THE JOURNAL

Photograph by Mr Peter Bagi/Gallery Stock
Five London chefs share their tips for making the most of in-season ingredients .
In the second instalment of our series exploring the favourite ingredients of top chefs, we ask the chief pan-rattlers from some of London’s finest restaurants to talk about the in-season items in their cupboards, and how we can cook them at home. From mulberries to sweetcorn, here are the things to put in your shopping trolley this August, and how to enjoy them.
Mr Andrew Wong, A Wong

Mulberries
Mulberries are grown in the UK, but also in the western region of China. I get mine from a supplier in China. They have an intense, raisiny sweetness with a hint of sharpness. They’re a big hitter in the berry world. Besides the concentration and depth of flavour that you get from them, I love the idea that there are such beautiful berries being widely grown in China, as most people would never even think mulberries would be used in Chinese cuisine.
I use mulberries in a dessert by macerating them in red wine, sugar syrup and star anise. At home, you could eat them by themselves as a snack, or with some cream as an alternative to strawberries.
Mr David Carter, Smokestak

Sweetcorn
I get my sweetcorn from Watt’s Farm down in Kent. It’s a humble, hardy vegetable that is so representative of a summer barbecue. It’s crunchy, nutty, sweet and deliciously more-ish.

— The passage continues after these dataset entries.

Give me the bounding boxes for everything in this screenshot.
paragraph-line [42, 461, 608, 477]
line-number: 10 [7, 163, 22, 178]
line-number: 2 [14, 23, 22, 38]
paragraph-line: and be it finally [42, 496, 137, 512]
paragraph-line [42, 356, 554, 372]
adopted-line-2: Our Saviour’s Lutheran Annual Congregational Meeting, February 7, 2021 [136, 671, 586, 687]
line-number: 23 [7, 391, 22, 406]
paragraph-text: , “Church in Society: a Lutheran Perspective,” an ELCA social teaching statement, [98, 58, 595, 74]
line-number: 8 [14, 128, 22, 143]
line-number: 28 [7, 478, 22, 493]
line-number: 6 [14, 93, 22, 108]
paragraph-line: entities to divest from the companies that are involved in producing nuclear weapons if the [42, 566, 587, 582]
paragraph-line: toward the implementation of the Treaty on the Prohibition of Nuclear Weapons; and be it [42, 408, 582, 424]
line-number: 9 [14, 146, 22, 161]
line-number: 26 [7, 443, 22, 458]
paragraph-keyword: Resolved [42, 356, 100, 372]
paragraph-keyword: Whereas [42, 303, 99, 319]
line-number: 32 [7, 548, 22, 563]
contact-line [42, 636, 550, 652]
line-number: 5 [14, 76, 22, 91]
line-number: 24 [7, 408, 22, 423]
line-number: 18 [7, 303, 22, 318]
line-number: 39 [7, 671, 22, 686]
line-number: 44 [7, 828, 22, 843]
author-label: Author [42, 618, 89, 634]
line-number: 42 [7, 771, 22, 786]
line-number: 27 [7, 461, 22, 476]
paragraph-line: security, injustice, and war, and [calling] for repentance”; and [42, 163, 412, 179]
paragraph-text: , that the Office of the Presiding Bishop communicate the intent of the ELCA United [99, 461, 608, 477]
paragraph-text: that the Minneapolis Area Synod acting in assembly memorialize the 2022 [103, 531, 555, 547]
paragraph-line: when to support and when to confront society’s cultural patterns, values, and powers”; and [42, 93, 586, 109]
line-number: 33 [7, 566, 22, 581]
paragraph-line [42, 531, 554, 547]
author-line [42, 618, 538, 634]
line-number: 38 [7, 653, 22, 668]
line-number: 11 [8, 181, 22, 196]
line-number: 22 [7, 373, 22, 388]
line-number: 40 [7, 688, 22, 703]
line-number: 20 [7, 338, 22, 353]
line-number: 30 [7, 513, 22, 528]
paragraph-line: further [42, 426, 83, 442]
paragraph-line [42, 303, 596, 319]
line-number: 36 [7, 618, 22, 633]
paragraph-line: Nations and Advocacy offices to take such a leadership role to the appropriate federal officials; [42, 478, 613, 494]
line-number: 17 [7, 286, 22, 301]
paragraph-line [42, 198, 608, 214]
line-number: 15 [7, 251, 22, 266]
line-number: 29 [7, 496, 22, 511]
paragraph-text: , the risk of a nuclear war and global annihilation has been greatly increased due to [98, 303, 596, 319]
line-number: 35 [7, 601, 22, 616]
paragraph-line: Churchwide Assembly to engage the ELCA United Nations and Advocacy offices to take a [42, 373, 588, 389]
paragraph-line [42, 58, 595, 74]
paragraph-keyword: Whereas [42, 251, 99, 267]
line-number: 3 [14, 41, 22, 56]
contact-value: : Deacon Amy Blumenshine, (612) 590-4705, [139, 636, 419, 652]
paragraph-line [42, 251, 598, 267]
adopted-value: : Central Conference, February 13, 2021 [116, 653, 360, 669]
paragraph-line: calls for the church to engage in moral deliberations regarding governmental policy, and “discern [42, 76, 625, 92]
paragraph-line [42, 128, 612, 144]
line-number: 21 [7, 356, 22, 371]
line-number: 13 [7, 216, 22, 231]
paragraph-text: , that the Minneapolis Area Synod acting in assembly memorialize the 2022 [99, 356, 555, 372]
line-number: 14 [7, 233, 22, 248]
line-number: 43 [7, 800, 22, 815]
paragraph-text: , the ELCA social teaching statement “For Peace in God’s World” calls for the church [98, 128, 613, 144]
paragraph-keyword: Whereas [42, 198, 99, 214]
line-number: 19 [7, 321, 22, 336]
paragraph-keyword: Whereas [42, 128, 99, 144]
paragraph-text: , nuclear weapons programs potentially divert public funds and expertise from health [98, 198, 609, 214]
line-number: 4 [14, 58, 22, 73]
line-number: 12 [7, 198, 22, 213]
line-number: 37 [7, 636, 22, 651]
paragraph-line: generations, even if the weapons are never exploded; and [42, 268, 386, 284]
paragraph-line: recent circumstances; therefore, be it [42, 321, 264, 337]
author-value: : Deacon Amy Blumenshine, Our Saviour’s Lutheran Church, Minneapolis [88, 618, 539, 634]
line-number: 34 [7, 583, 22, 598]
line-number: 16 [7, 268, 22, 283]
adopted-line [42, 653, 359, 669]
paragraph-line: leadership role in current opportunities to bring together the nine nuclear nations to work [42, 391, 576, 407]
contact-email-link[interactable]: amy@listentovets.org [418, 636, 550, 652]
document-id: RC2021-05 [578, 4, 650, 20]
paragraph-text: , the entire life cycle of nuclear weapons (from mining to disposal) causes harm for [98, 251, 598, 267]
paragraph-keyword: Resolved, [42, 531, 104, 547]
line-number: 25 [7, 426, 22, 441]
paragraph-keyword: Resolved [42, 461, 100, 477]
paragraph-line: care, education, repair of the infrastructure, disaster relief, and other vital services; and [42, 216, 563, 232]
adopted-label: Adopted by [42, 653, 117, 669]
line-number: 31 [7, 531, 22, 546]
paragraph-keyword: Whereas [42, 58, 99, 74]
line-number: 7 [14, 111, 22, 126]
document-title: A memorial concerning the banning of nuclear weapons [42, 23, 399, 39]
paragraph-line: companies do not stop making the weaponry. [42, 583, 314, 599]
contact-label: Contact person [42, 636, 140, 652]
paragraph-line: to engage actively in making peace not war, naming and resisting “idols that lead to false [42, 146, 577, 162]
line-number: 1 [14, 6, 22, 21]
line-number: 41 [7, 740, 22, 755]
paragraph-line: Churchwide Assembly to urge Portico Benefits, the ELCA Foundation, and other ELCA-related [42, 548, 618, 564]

And it goes well with so many different garnishes.
I roast the corn husk-on in the coals, then peel the husk back and char on the grill, glazing with a liberal amount of butter. Then I serve it back in the husk while steaming hot with a few blobs of butter, a drizzle of honey, crumbled feta and some crushed cashews. It’s buttery and sweet with a big crunch. Alternatively, you can par-boil then finish your sweetcorn on the grill, brushing with loads of butter and adding a generous sprinkle of Maldon sea salt. Cover it with a garnish of your choosing.
Mr David Gingell, Westerns Laundry

Blackberries
In August there are blackberries to be had in hedgerows up and down the country. They are amazing if you get a spell of rain followed by sunshine, which produces beautifully sweet berries, unlike the sour, plastic-looking rubbish available in the supermarkets all year round.
At home you can eat them raw or in apple and blackberry crumble, which is probably my favourite pudding. Blackberries are also in abundance on 12 August, which is the start of the grouse season. Just drop a couple in a grouse sauce at the end – amazing sweet acidity to combat the gamey nature of grouse.
Mr Gonzalo Luzarraga, Rigo’

Trombetta courgette (zucchini)
These usually come from Liguria, a region in Italy, very close to the south of France. Here in London, however, they are available through Natoora. They are a little different from normal courgettes – much longer, lighter in colour and with a much firmer texture. They have a low water content, so the texture is very crunchy and the flavour is really fresh and vibrant. They are perfect eaten raw with a little olive oil and lemon, but they also provide a great fresh contrast when added to bigger dishes.
At Rigo’, we will be serving the trombetta courgette with octopus and a verbena pesto. The courgette will be sliced very thinly and served raw with lemon and olive oil. The crunch contrasts perfectly with the meaty octopus. At home, the trombetta courgette works perfectly in a quiche. Just cut the courgette very thin, cook up with some onions and add to your quiche mixture.
Mr Dan Graham, Magpie

Elderberries
You can find these vibrantly coloured berries hanging from elderflower trees all over cities and in the countryside. They begin to appear from late August to early September and I visit my favourite spots to collect them. They’re sweet, fruity, acidic and floral, very seasonal and particularly British, as well as very time-consuming to remove from their branches.
At Magpie we’ll serve the berries fresh through a sauce with something gamey such as grouse or venison. We’ll also make a batch of pontack, an old English sauce made with elderberries, vinegar and medieval spices such as nutmeg, cloves and peppercorns. It was first served in London’s Lombard Street in the 17th century and is named after Monsieur Pontack, proprietor of the eponymous Pontack’s Head tavern, which is regarded as London’s first fashionable eating house. The sauce mellows out and changes throughout the year and goes well in desserts.
At home, eat them raw with other berries in a pavlova or cook them down with some sugar and spices to make a delicious coulis. Alternatively, shove them in a bottle of gin with some sugar to make a twist on sloe gin.